Всего лишь в обмен на невмешательство Сталина в войну (и весьма ограниченную, скорее ритуальную, нежели фактическую военную помощь) Гитлер отдал ему 50,4% территории Польши (за разгром которой немецкий вермахт заплатил жизнями 16 тыс. солдат), предоставил Сталину полную свободу рук в Эстонии, Латвии, Литве, Бессарабии и Финляндии, разрешил свободный доступ сталинских «инженеров» на важнейшие военно-промышленные предприятия Германии, в обмен на сырую руду и очёсы льна продал новейшие образцы боевых самолетов, танков, орудий, кораблей, радиостанций… В эйфории от своих первых успехов Гитлер не успел заметить того, что Сталин — в полном соответствии с заветами своего великого учителя — поддерживает его, как «веревка поддерживает повешенного» (В.И. Ленин, ПСС, т. 41, стр. 73). Лишь к лету 1940 г. до Гитлера дошло, наконец, понимание того простого факта, что он отдал в руки Сталина не один даже, а целых три «рубильника», способных «выключить» экономику Германии.
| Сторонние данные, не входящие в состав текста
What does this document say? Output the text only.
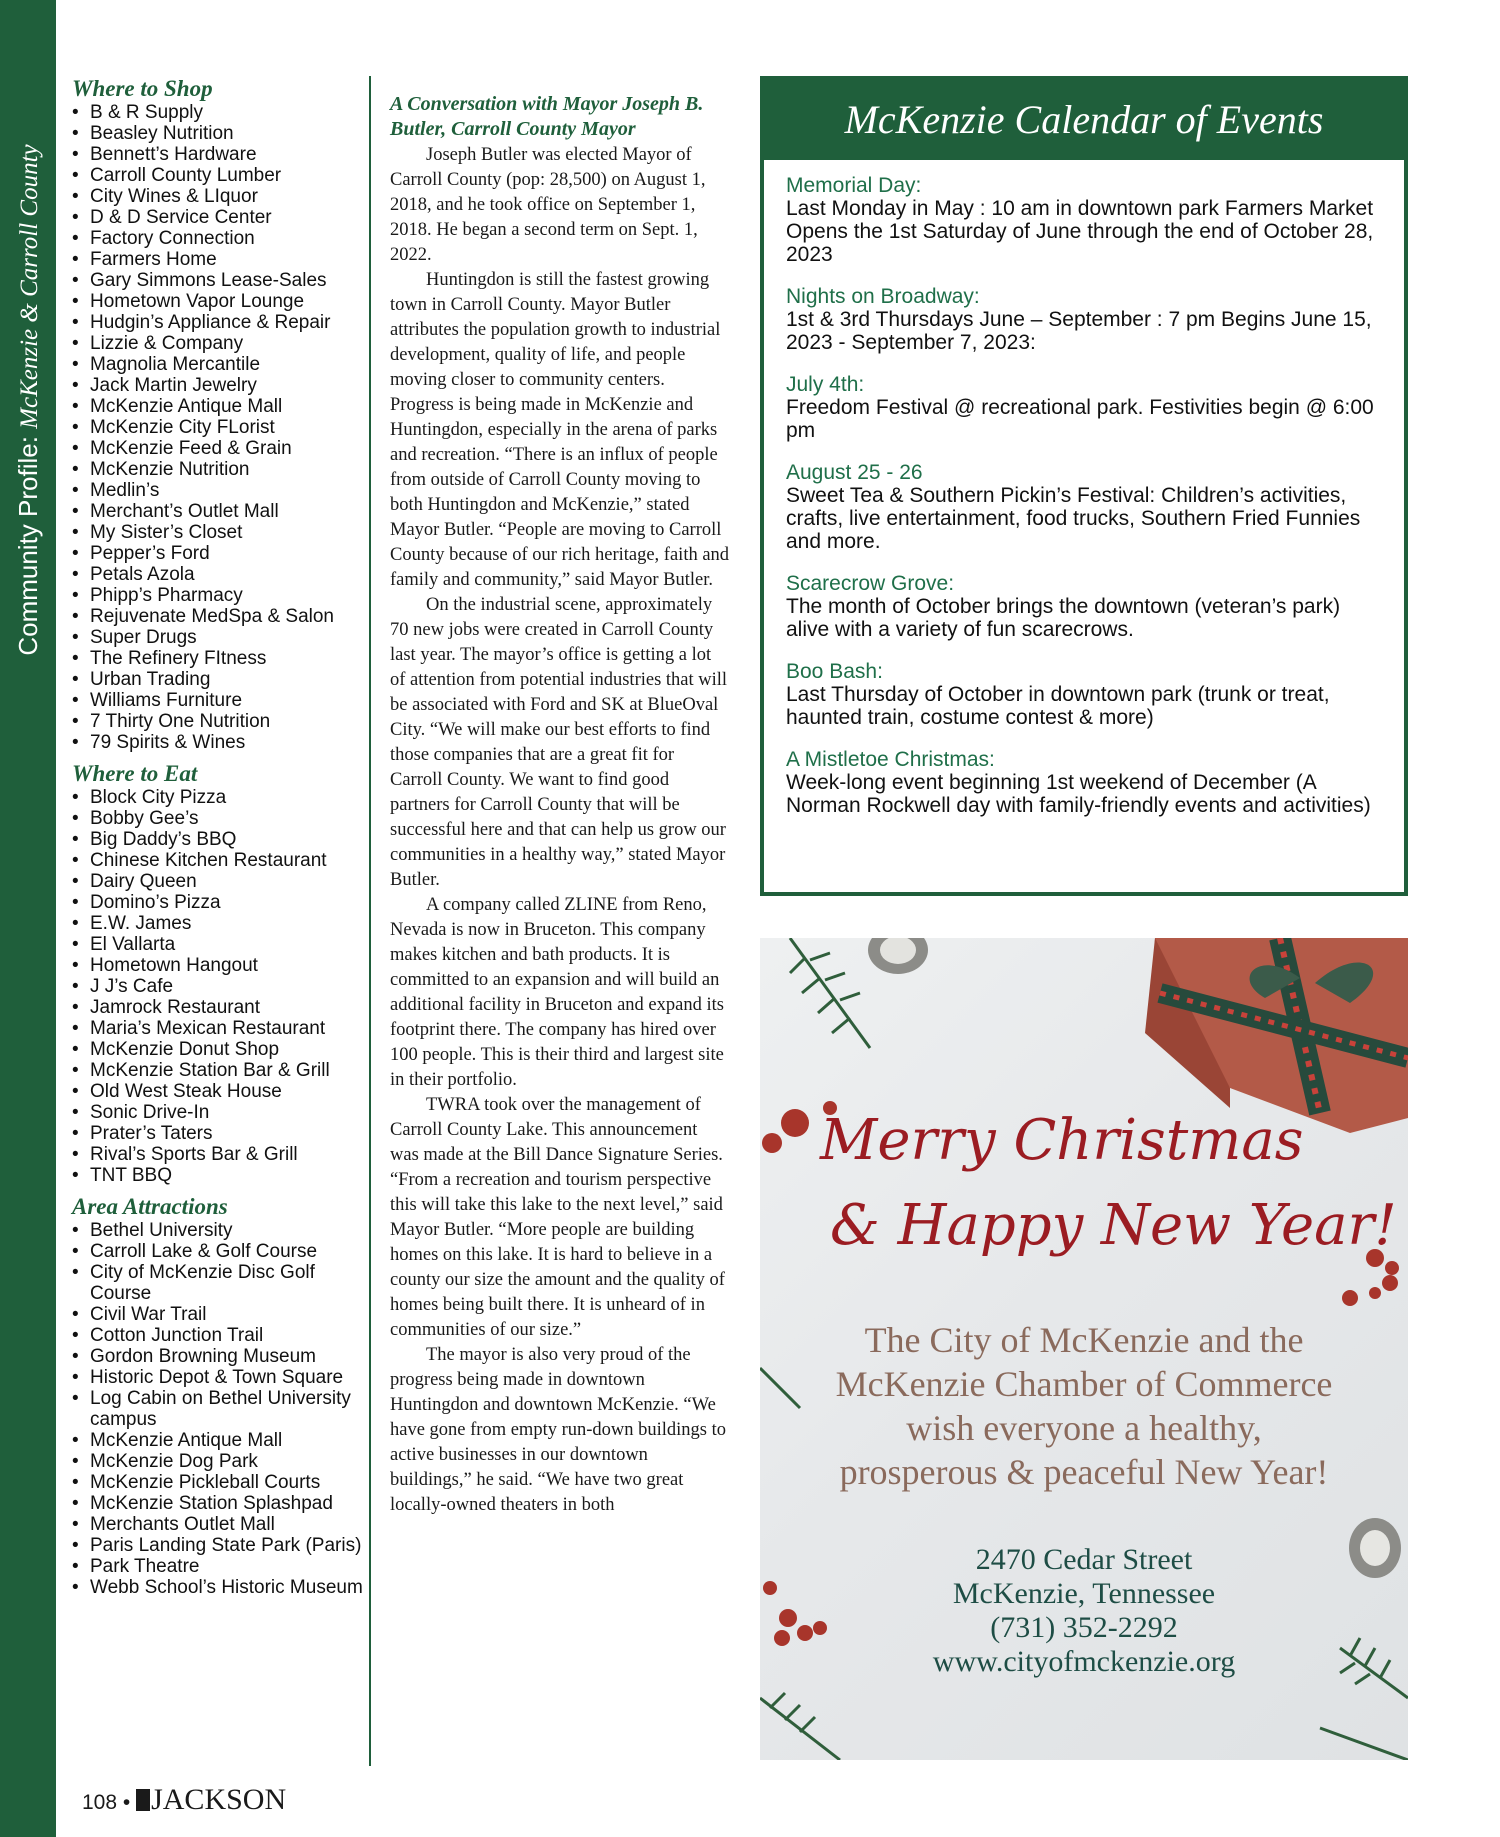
Community Profile: McKenzie & Carroll County
Where to Shop
• B & R Supply
• Beasley Nutrition
• Bennett’s Hardware
• Carroll County Lumber
• City Wines & LIquor
• D & D Service Center
• Factory Connection
• Farmers Home
• Gary Simmons Lease-Sales
• Hometown Vapor Lounge
• Hudgin’s Appliance & Repair
• Lizzie & Company
• Magnolia Mercantile
• Jack Martin Jewelry
• McKenzie Antique Mall
• McKenzie City FLorist
• McKenzie Feed & Grain
• McKenzie Nutrition
• Medlin’s
• Merchant’s Outlet Mall
• My Sister’s Closet
• Pepper’s Ford
• Petals Azola
• Phipp’s Pharmacy
• Rejuvenate MedSpa & Salon
• Super Drugs
• The Refinery FItness
• Urban Trading
• Williams Furniture
• 7 Thirty One Nutrition
• 79 Spirits & Wines
Where to Eat
• Block City Pizza
• Bobby Gee’s
• Big Daddy’s BBQ
• Chinese Kitchen Restaurant
• Dairy Queen
• Domino’s Pizza
• E.W. James
• El Vallarta
• Hometown Hangout
• J J’s Cafe
• Jamrock Restaurant
• Maria’s Mexican Restaurant
• McKenzie Donut Shop
• McKenzie Station Bar & Grill
• Old West Steak House
• Sonic Drive-In
• Prater’s Taters
• Rival’s Sports Bar & Grill
• TNT BBQ
Area Attractions
• Bethel University
• Carroll Lake & Golf Course
• City of McKenzie Disc Golf Course
• Civil War Trail
• Cotton Junction Trail
• Gordon Browning Museum
• Historic Depot & Town Square
• Log Cabin on Bethel University campus
• McKenzie Antique Mall
• McKenzie Dog Park
• McKenzie Pickleball Courts
• McKenzie Station Splashpad
• Merchants Outlet Mall
• Paris Landing State Park (Paris)
• Park Theatre
• Webb School’s Historic Museum
A Conversation with Mayor Joseph B. Butler, Carroll County Mayor

Joseph Butler was elected Mayor of Carroll County (pop: 28,500) on August 1, 2018, and he took office on September 1, 2018. He began a second term on Sept. 1, 2022.

Huntingdon is still the fastest growing town in Carroll County. Mayor Butler attributes the population growth to industrial development, quality of life, and people moving closer to community centers. Progress is being made in McKenzie and Huntingdon, especially in the arena of parks and recreation. “There is an influx of people from outside of Carroll County moving to both Huntingdon and McKenzie,” stated Mayor Butler. “People are moving to Carroll County because of our rich heritage, faith and family and community,” said Mayor Butler.

On the industrial scene, approximately 70 new jobs were created in Carroll County last year. The mayor’s office is getting a lot of attention from potential industries that will be associated with Ford and SK at BlueOval City. “We will make our best efforts to find those companies that are a great fit for Carroll County. We want to find good partners for Carroll County that will be successful here and that can help us grow our communities in a healthy way,” stated Mayor Butler.

A company called ZLINE from Reno, Nevada is now in Bruceton. This company makes kitchen and bath products. It is committed to an expansion and will build an additional facility in Bruceton and expand its footprint there. The company has hired over 100 people. This is their third and largest site in their portfolio.

TWRA took over the management of Carroll County Lake. This announcement was made at the Bill Dance Signature Series. “From a recreation and tourism perspective this will take this lake to the next level,” said Mayor Butler. “More people are building homes on this lake. It is hard to believe in a county our size the amount and the quality of homes being built there. It is unheard of in communities of our size.”

The mayor is also very proud of the progress being made in downtown Huntingdon and downtown McKenzie. “We have gone from empty run-down buildings to active businesses in our downtown buildings,” he said. “We have two great locally-owned theaters in both

McKenzie Calendar of Events
Memorial Day:
Last Monday in May : 10 am in downtown park Farmers Market Opens the 1st Saturday of June through the end of October 28, 2023
Nights on Broadway:
1st & 3rd Thursdays June – September : 7 pm Begins June 15, 2023 - September 7, 2023:
July 4th:
Freedom Festival @ recreational park. Festivities begin @ 6:00 pm
August 25 - 26
Sweet Tea & Southern Pickin’s Festival: Children’s activities, crafts, live entertainment, food trucks, Southern Fried Funnies and more.
Scarecrow Grove:
The month of October brings the downtown (veteran’s park) alive with a variety of fun scarecrows.
Boo Bash:
Last Thursday of October in downtown park (trunk or treat, haunted train, costume contest & more)
A Mistletoe Christmas:
Week-long event beginning 1st weekend of December (A Norman Rockwell day with family-friendly events and activities)
Merry Christmas
& Happy New Year!
The City of McKenzie and the
McKenzie Chamber of Commerce
wish everyone a healthy,
prosperous & peaceful New Year!
2470 Cedar Street
McKenzie, Tennessee
(731) 352-2292
www.cityofmckenzie.org
108 • JACKSON
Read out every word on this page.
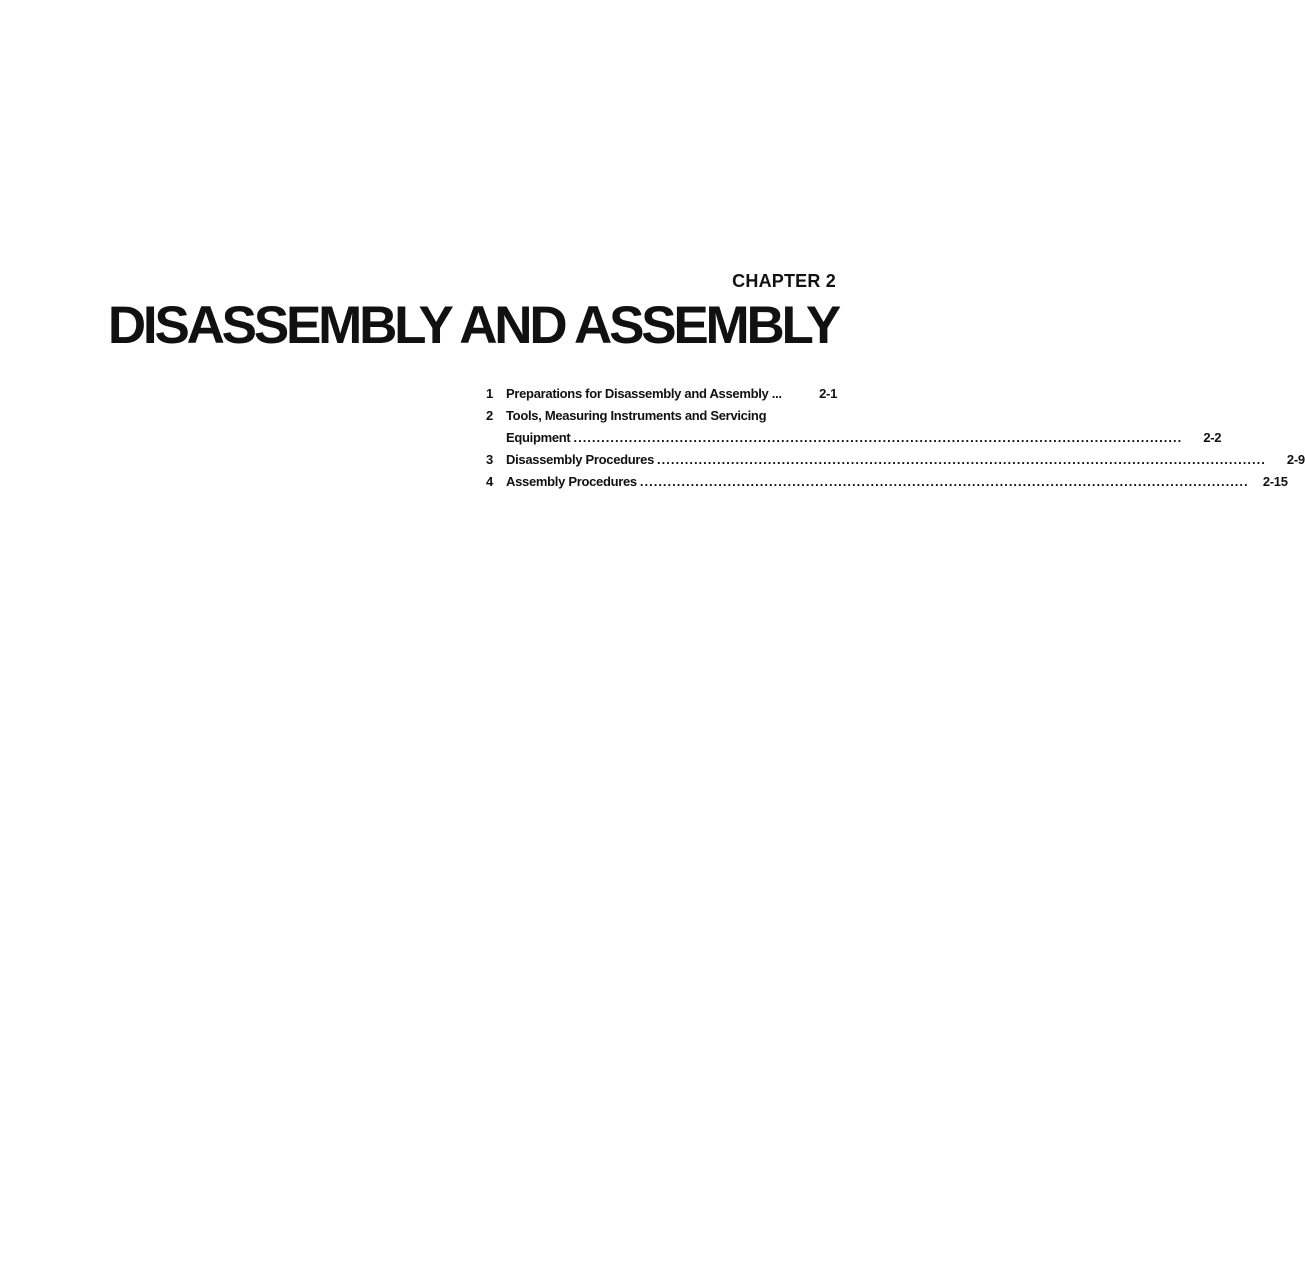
CHAPTER 2
DISASSEMBLY AND ASSEMBLY
1	Preparations for Disassembly and Assembly ...	2-1
2	Tools, Measuring Instruments and Servicing
Equipment .....	2-2
3	Disassembly Procedures .....	2-9
4	Assembly Procedures .....	2-15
Один из них находился на нефтяных полях Румынии, которые после выхода Красной Армии на рубеж реки Прут оказались в радиусе досягаемости даже самых легких одномоторных бомбардировщиков. Вторым были шведская железная руда и финский никель, поставка которых после установления советского контроля над Финляндией оказалась бы всецело в зависимости от доброй воли Сталина. Третьим «рубильником» была бескрайняя стальная лента Транссиба, по которой в Германию шел транзитный поток каучука, вольфрама, соевых бобов из стран Юго-Восточной Азии. Без этих важнейших источников сырья немецкая военная машина могла бы продержаться полгода, самое большее — год.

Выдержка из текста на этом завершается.